“Public health vs individual freedom”
This was the title of the most recent episode of the BBC’s Moral Maze podcast. The programme fosters an interesting (although admittedly, at times, dry) debate about the role of the state in regulating public health and its limits. For instance, do you have an individual right to Twinkies? Does the should the state regulate the size of sodas (NYC)?
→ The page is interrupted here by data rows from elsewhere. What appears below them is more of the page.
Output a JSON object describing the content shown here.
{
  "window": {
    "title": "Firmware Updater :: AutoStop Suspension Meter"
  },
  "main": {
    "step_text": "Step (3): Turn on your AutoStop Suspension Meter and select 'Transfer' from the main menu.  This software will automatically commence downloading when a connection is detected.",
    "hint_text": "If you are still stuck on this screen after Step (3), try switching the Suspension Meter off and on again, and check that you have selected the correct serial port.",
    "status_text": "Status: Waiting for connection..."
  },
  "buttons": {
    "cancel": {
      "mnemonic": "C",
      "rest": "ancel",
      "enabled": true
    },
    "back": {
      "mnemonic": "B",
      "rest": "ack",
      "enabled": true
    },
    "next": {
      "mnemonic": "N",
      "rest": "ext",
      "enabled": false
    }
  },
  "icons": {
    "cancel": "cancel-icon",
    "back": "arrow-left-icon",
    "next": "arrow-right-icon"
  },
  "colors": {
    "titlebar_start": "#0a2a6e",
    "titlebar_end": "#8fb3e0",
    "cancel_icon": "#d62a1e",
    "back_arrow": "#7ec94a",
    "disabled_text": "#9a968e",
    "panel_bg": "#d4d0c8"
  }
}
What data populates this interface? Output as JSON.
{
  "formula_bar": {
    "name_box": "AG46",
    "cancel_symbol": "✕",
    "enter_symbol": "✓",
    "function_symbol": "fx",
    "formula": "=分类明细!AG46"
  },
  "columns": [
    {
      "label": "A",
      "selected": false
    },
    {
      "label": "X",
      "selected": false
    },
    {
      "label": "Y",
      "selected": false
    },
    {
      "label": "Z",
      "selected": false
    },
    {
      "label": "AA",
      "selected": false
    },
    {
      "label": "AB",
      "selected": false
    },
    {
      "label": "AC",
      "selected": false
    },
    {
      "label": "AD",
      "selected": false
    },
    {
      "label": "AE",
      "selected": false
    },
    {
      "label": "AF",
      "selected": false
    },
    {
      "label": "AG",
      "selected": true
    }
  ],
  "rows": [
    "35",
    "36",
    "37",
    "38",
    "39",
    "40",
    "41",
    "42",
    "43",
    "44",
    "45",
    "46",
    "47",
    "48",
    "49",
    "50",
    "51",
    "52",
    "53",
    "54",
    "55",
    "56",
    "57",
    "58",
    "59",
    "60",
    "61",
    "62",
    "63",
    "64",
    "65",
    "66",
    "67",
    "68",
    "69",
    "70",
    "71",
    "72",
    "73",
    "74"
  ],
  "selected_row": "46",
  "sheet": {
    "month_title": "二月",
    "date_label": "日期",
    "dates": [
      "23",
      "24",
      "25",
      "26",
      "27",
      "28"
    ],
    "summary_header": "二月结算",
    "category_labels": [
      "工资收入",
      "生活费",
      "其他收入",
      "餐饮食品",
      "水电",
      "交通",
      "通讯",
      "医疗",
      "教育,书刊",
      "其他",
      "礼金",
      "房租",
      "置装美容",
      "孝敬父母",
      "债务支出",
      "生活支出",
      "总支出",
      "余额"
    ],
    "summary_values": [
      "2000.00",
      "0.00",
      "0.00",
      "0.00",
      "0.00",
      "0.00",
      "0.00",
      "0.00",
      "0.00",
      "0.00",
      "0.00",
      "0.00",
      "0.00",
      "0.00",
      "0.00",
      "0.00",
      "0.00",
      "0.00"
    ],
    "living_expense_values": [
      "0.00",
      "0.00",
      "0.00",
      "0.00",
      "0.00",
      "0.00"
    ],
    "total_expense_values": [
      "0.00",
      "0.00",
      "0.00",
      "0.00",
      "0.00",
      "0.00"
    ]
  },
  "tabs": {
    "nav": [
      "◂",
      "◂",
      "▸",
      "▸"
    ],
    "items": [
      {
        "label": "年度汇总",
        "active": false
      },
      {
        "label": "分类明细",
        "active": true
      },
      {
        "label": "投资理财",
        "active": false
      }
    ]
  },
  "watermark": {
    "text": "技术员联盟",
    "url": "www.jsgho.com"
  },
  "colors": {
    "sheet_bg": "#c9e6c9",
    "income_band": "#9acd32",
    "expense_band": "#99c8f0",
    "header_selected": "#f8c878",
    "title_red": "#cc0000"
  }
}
Here is a description of the show:
When should society step in and save us from ourselves? Our apparently insatiable appetites for smoking, drinking and eating are all in the news this week, but where and how should we draw the line between individual freedom and public health? Is it purely a utilitarian calculation; that the consequences are such a drain on the national purse that we can no longer afford the luxury of letting people do what they want? Or does that just reduce the value of our bodies to the lowest common denominator – the bottom line on a balance sheet? And even if we could afford it, should the common good outweigh individual freedom? Is expecting other people to pay for the consequences of our own behaviour immoral? And what if we could invent a cheap and effective pill to allow us to drink as much as we want without suffering a hangover, or eat what we like without the risk of diabetes? We might herald the scientific advance, but would it make us better humans? Is there something morally, as well as corporally corrupting about defiling our bodies with intoxicants and excess? Or does that sound hopelessly Victorian and censorious in an age that has come to prize self-indulgence and hedonism almost as much human rights? Are policies to control our appetites the worst kind of nanny-statism that punishes the responsible and infantilises the rest or a sensible response to a public health crisis?
Combative, provocative and engaging debate chaired by Michael Buerk with Claire Fox, Michael Portillo, Anne McElvoy, Matthew Taylor.